Relation extraction plays a crucial role in tasks such as text processing and knowledge graph construction. However, existing extraction algorithms struggle to maintain accuracy when dealing with long-distance dependencies between entities and noise interference. To address these challenges, this paper proposes a novel relation extraction method that integrates semantic and syntactic features for handling noisy long-distance dependencies. Specifically, we leverage contextual semantic features generated by the pre-trained BERT model alongside syntactic features derived from dependency syntax graphs, effectively utilizing the complementary strengths of both sources of information to enhance the model's performance in long-distance dependency scenarios. To further improve robustness, we introduce a Self-Attention-based Graph Convolutional Network (SA-GCN) to rank neighboring nodes within the syntactic graph, filtering out irrelevant nodes and capturing long-distance dependencies more precisely in noisy environments. Additionally, a residual shrinking network is incorporated to dynamically remove noise from the syntactic graph, further strengthening the model's noise resistance. Moreover, we propose a loss computation method based on predictive interpolation, which dynamically balances the contributions of semantic and syntactic features through weighted interpolation, thereby enhancing relation extraction accuracy. Experiments conducted on two public relation extraction datasets demonstrate that the proposed method achieves significant improvements in accuracy, particularly in handling long-distance dependencies and noise suppression.

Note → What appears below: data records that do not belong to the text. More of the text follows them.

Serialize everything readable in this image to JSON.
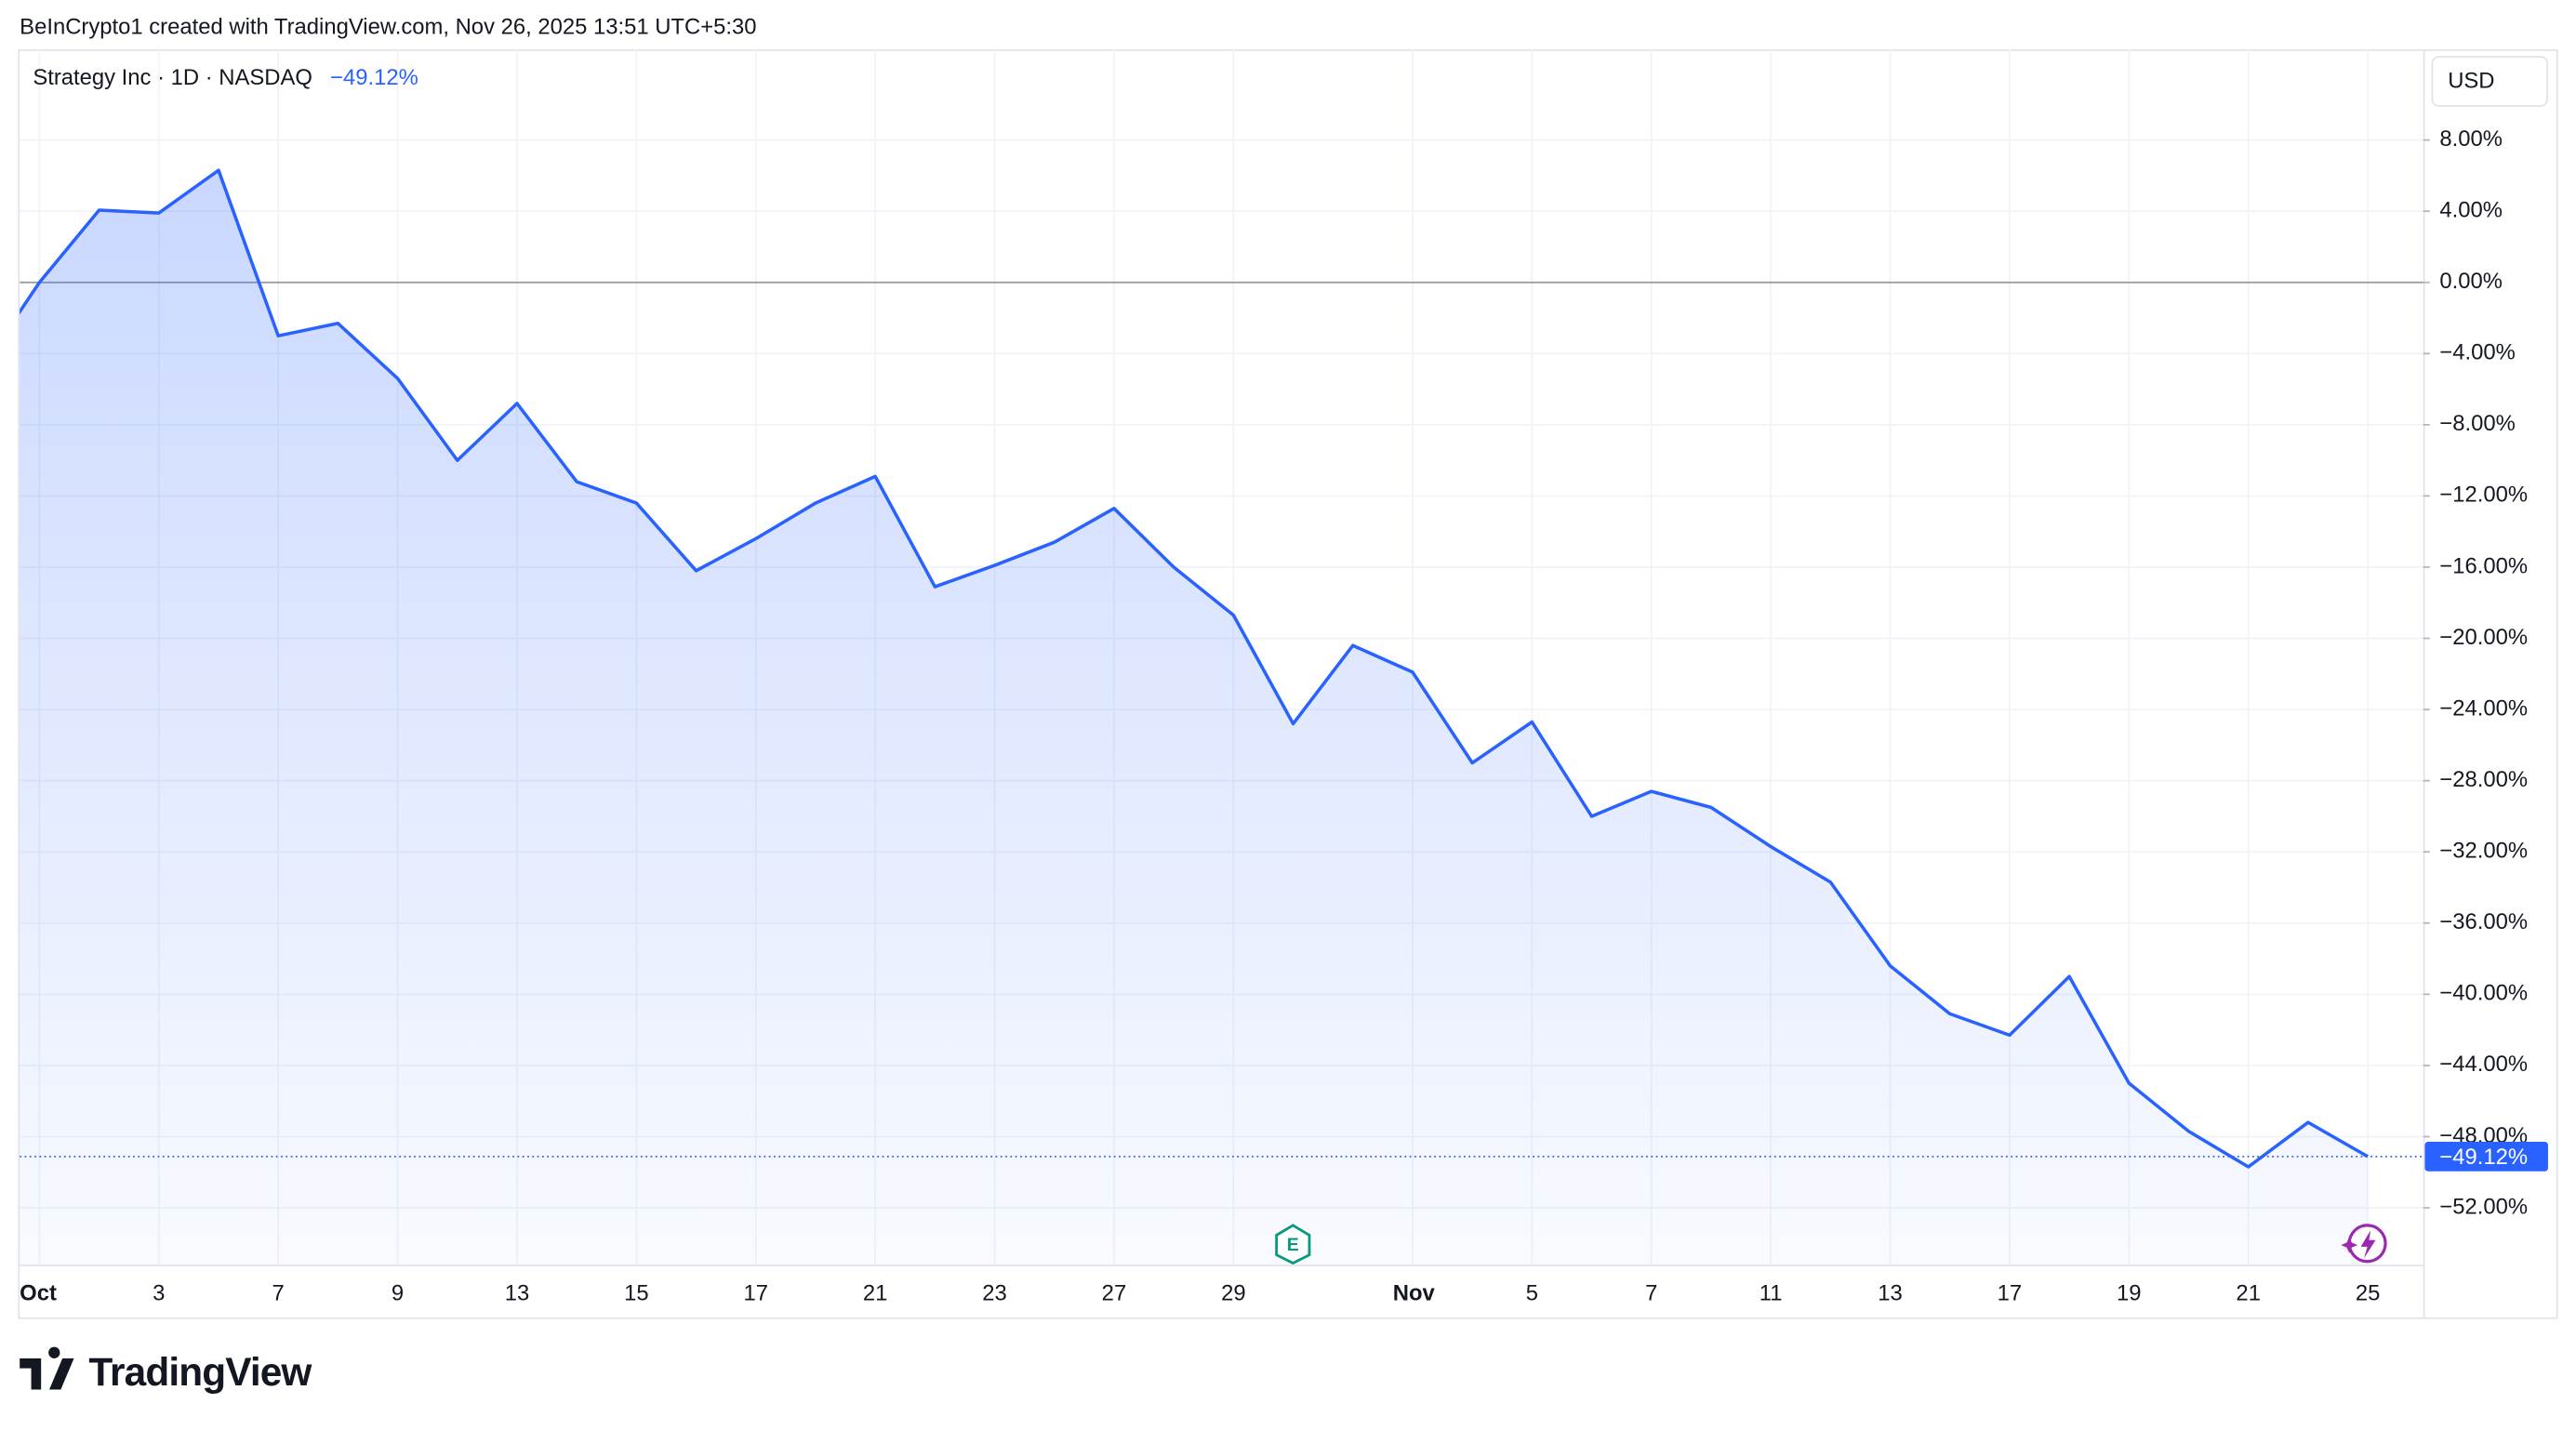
{
  "header": "BeInCrypto1 created with TradingView.com, Nov 26, 2025 13:51 UTC+5:30",
  "logo": "TradingView",
  "chart_data": {
    "type": "line",
    "title": "Strategy Inc · 1D · NASDAQ",
    "currency": "USD",
    "categories": [
      null,
      "Oct",
      null,
      "3",
      null,
      "7",
      null,
      "9",
      null,
      "13",
      null,
      "15",
      null,
      "17",
      null,
      "21",
      null,
      "23",
      null,
      "27",
      null,
      "29",
      null,
      null,
      "Nov",
      null,
      "5",
      null,
      "7",
      null,
      "11",
      null,
      "13",
      null,
      "17",
      null,
      "19",
      null,
      "21",
      null,
      "25"
    ],
    "series": [
      {
        "name": "Strategy Inc",
        "color": "#2962ff",
        "values": [
          -5.0,
          0.0,
          4.06,
          3.9,
          6.3,
          -3.0,
          -2.3,
          -5.4,
          -10.0,
          -6.8,
          -11.2,
          -12.4,
          -16.2,
          -14.4,
          -12.4,
          -10.9,
          -17.1,
          -15.9,
          -14.6,
          -12.7,
          -16.0,
          -18.7,
          -24.8,
          -20.4,
          -21.9,
          -27.0,
          -24.7,
          -30.0,
          -28.6,
          -29.5,
          -31.7,
          -33.7,
          -38.4,
          -41.1,
          -42.3,
          -39.0,
          -45.0,
          -47.7,
          -49.7,
          -47.2,
          -49.12
        ],
        "value_labels": [
          null,
          null,
          null,
          null,
          null,
          null,
          null,
          null,
          null,
          null,
          null,
          null,
          null,
          null,
          null,
          null,
          null,
          null,
          null,
          null,
          null,
          null,
          null,
          null,
          null,
          null,
          null,
          null,
          null,
          null,
          null,
          null,
          null,
          null,
          null,
          null,
          null,
          null,
          null,
          null,
          "−49.12%"
        ]
      }
    ],
    "ylim": [
      -55.2,
      13.1
    ],
    "yticks": [
      {
        "value": 8,
        "label": "8.00%"
      },
      {
        "value": 4,
        "label": "4.00%"
      },
      {
        "value": 0,
        "label": "0.00%"
      },
      {
        "value": -4,
        "label": "−4.00%"
      },
      {
        "value": -8,
        "label": "−8.00%"
      },
      {
        "value": -12,
        "label": "−12.00%"
      },
      {
        "value": -16,
        "label": "−16.00%"
      },
      {
        "value": -20,
        "label": "−20.00%"
      },
      {
        "value": -24,
        "label": "−24.00%"
      },
      {
        "value": -28,
        "label": "−28.00%"
      },
      {
        "value": -32,
        "label": "−32.00%"
      },
      {
        "value": -36,
        "label": "−36.00%"
      },
      {
        "value": -40,
        "label": "−40.00%"
      },
      {
        "value": -44,
        "label": "−44.00%"
      },
      {
        "value": -48,
        "label": "−48.00%"
      },
      {
        "value": -52,
        "label": "−52.00%"
      }
    ],
    "baseline": 0,
    "grid": true
  }
}
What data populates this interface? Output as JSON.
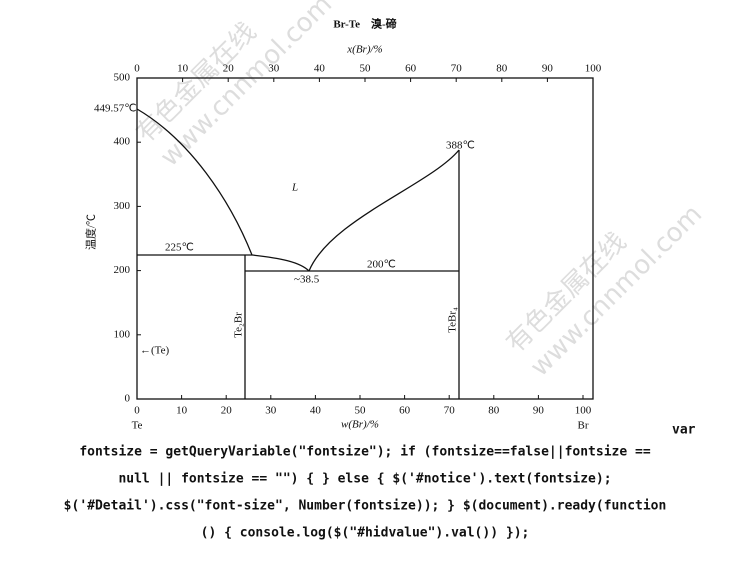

关系抽取在文本处理和知识图谱构建等任务中起着至关重要的作用。然而,现有的抽取算法在处理实体之间的长距离依赖关系和噪声干扰时,难以保持准确性。为了应对这些挑战,本文提出了一种新颖的关系抽取方法,该方法整合了语义和句法特征来处理有噪声的长距离依赖关系。具体而言,我们利用预训练的BERT模型生成的上下文语义特征以及从依存句法图中导出的句法特征,有效地利用这两种信息源的互补优势,以提高模型在长距离依赖场景中的性能。为了进一步提高鲁棒性,我们引入了基于自注意力的图卷积网络(SA-GCN)来对句法图中的相邻节点进行排序,过滤掉不相关节点,并在有噪声的环境中更精确地捕捉长距离依赖关系。此外,还引入了一个残差收缩网络来动态地从句法图中去除噪声,进一步增强模型的抗噪声能力。此外,我们提出了一种基于预测插值的损失计算方法,该方法通过加权插值动态平衡语义和句法特征的贡献,从而提高关系抽取的准确性。在两个公共关系抽取数据集上进行的实验表明,所提出的方法在准确性方面取得了显著提高,特别是在处理长距离依赖关系和噪声抑制方面。